The BBC on Monday reviewed a report from media analysts Screen Digest which concludes that technological advances in the gaming market are breaking companies’ backs financially.
Several strategies to counter the significantly higher investments in game development are being tried: Microsoft is making deals for game exclusivity to expand their market, while Sony has expanded their own in-house development team, and Nintendo has been targeting a diverse market with their games. In addition, more games are either based on popular films, or on previously successful games. While game sites have been discussing whether “episodic play” is attractive, game producers are looking for ways to reduce engineering costs and these games fit the bill.
As Mark Friedler in Game Daily notes, with rising costs of game software creation driving prices up, the companies’ profit strategy based on number of units sold is going to be dampened. He thinks that counting shrink-wrapped packages sold to consumers is outdated, and also notes that the market has changed significantly since the last round of major gaming unit releases a number of years ago.
In the current market, he notes, the target demographic for games is approximately 15-34, and those consumers have a lot more media vying for their attention these days. There are iPods, websites such as Myspace which he notes had a tenfold year to year increase in users, various Internet media and online gaming as many users have moved to broadband, and the whole realm of television-based entertainment as well. In other words, games aren’t just competing against games anymore.
Friedler thinks that game producers need to think about their games as media, and compete for “timeshare,” the amount of attention their games are getting. It’s a more complex model, and harder to measure. Nevertheless, as the market gets riskier for the companies involved, he notes, the level of creativity involved in game production will normally drop, but those “sure thing” games might not get the play that more innovative products would. He notes the irony that the major factor driving this risk avoidance will be the advances in technology in the new units, and the costs they drive in the games.
There’s also the question of the audience for games. In order to grow the number of consumers buying expensive gaming units and games, Nintendo has been offering a broader spectrum of games, and Microsoft’s “Live Arcade” has been drawing consumers, he notes.

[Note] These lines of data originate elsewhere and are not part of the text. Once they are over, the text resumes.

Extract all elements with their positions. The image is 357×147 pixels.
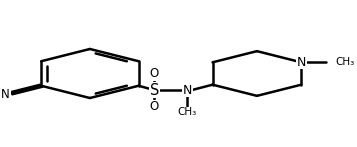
Text: O: O [150, 67, 159, 80]
Text: CH₃: CH₃ [178, 107, 197, 117]
Text: CH₃: CH₃ [335, 57, 355, 67]
Text: N: N [0, 88, 9, 101]
Text: N: N [297, 56, 306, 69]
Text: N: N [183, 84, 192, 97]
Text: S: S [150, 83, 159, 98]
Text: O: O [150, 100, 159, 113]
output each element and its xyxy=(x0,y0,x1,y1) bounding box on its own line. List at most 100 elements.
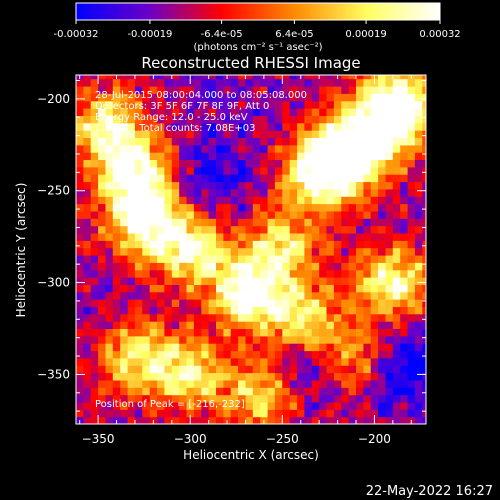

With new markets such as casual games for women opening new possibilities, Friedler believes that there is an entirely new business model for the gaming market, that producing, marketing and shipping product and “hoping for the best” is no longer viable. As game producers and manufacturers work to produce new and exciting games, their financial and marketing arms are going to have to work just as hard to explore and adapt to the new face of the market.